Designed and constructed in 1974 by Makoto Suzuki and its current director Yukio Futagawa, GA Gallery is a well-weathered building dedicated to the display of architecture. Despite Japanese architects having achieved several decades of acclaim both at home and abroad, Tokyo only has two specialist architecture galleries of this kind.

GA Gallery is located between Yoyogi and Harajuku Station in one of those overlooked recesses of the city. The building sits in between the roaring mess of ongoing construction work on Meiji Dori and the busy tracks of Yamanote line, and yet somehow this street manages to retain a sense of calm.

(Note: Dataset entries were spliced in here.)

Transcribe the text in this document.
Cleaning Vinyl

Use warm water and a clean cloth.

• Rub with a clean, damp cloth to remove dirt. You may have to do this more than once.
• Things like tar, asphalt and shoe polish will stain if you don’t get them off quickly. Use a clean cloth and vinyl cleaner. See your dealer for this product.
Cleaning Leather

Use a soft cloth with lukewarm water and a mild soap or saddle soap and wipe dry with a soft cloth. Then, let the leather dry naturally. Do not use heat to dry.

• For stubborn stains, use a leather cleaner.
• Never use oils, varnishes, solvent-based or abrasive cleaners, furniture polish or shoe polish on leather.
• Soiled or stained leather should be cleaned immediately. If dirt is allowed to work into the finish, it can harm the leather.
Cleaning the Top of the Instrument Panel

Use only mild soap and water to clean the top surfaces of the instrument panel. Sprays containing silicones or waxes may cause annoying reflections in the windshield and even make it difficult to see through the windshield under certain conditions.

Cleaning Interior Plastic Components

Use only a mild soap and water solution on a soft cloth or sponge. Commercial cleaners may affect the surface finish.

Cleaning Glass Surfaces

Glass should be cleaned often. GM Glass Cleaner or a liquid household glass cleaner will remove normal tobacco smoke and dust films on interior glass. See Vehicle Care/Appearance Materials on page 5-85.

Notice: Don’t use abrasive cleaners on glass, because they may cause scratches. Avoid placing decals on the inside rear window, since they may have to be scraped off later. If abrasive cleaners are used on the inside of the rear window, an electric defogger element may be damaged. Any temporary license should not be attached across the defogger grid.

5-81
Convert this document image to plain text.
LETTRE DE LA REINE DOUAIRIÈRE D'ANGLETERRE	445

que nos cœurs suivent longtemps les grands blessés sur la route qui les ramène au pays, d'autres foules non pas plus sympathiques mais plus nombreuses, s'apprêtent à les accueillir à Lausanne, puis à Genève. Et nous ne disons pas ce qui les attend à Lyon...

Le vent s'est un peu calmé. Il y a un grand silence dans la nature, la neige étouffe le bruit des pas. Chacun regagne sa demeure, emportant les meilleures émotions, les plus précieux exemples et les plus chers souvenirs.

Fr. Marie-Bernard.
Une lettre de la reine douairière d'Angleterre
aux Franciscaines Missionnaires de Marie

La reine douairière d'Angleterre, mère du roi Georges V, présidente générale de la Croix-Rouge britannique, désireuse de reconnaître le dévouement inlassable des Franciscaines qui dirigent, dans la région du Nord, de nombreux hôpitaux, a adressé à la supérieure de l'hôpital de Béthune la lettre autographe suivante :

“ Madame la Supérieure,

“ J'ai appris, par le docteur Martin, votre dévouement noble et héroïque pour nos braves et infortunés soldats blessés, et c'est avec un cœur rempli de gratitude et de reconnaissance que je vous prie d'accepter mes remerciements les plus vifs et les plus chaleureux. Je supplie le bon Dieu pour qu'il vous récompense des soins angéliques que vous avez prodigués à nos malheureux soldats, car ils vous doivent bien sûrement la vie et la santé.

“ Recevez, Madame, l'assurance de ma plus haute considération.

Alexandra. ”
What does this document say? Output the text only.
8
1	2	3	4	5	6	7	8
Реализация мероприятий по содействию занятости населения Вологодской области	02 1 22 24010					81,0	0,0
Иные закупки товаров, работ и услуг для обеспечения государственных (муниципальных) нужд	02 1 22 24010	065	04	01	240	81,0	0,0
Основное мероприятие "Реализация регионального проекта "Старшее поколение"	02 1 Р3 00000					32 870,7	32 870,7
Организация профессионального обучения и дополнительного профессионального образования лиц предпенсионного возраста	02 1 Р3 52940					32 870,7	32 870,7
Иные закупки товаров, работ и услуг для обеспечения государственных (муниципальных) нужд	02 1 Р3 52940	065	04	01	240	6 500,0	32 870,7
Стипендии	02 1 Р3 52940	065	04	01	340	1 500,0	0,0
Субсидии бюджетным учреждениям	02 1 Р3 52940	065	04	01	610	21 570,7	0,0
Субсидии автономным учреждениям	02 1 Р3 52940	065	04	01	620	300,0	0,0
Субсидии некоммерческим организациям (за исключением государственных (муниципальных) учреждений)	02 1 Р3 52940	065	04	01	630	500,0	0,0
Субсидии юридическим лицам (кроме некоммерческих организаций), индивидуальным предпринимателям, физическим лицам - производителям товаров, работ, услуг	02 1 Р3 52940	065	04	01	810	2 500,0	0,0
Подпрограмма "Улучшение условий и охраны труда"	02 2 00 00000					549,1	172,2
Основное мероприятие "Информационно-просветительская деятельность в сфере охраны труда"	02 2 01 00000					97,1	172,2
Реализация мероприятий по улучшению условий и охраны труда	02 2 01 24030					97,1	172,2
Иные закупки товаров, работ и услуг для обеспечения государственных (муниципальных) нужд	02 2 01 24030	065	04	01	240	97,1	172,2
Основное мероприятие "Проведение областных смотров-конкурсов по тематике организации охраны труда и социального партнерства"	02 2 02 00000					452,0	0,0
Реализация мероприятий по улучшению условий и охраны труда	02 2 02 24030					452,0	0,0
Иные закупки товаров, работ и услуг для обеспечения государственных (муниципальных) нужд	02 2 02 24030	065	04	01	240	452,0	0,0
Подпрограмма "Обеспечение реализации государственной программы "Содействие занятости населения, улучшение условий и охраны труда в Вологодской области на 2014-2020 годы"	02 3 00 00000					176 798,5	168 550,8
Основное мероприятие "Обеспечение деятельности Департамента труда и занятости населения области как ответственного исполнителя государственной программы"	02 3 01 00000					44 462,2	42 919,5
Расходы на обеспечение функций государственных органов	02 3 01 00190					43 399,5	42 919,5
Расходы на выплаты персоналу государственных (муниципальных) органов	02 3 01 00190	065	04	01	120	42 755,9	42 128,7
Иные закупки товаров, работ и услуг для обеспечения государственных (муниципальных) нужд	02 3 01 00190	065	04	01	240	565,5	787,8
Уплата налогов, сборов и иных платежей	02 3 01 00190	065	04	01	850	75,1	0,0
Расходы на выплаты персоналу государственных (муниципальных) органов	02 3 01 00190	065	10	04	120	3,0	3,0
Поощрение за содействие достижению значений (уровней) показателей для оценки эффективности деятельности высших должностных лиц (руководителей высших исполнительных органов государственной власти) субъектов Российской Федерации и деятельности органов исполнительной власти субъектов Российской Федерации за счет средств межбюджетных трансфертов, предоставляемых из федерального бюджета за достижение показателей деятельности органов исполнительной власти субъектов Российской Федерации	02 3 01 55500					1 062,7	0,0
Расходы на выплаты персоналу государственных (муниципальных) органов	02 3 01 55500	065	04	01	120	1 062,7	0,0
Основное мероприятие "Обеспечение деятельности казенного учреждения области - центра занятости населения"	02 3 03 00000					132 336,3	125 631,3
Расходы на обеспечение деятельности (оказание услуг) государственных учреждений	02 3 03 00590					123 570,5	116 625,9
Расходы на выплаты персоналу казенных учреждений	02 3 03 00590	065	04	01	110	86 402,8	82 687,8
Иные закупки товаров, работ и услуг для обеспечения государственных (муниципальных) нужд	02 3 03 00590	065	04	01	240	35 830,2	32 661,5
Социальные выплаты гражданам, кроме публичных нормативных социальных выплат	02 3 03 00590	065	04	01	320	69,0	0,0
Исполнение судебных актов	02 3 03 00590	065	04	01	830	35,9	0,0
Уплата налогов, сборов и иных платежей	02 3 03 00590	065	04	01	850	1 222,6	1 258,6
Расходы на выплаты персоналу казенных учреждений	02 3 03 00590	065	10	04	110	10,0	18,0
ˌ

Once you have walked up the cantilevered stairs leading to the gallery, you find yourself in an uncompromising concrete cube of an exhibition space. GA Gallery’s displays aim to illuminate the complexity of the process architects go though in order to design and realize their structures. While you look at schematics and maquettes, the bare concrete walls of the gallery space are a constant, tangible reminder of the physicality of the end result.

Even when the gallery is between exhibitions, it is worth a visit for its bookshop. There you’ll find a comprehensive range of publications, with of course many from the ‘Global Architecture’ range of books and magazines distributed by the architectural publishing house behind the gallery.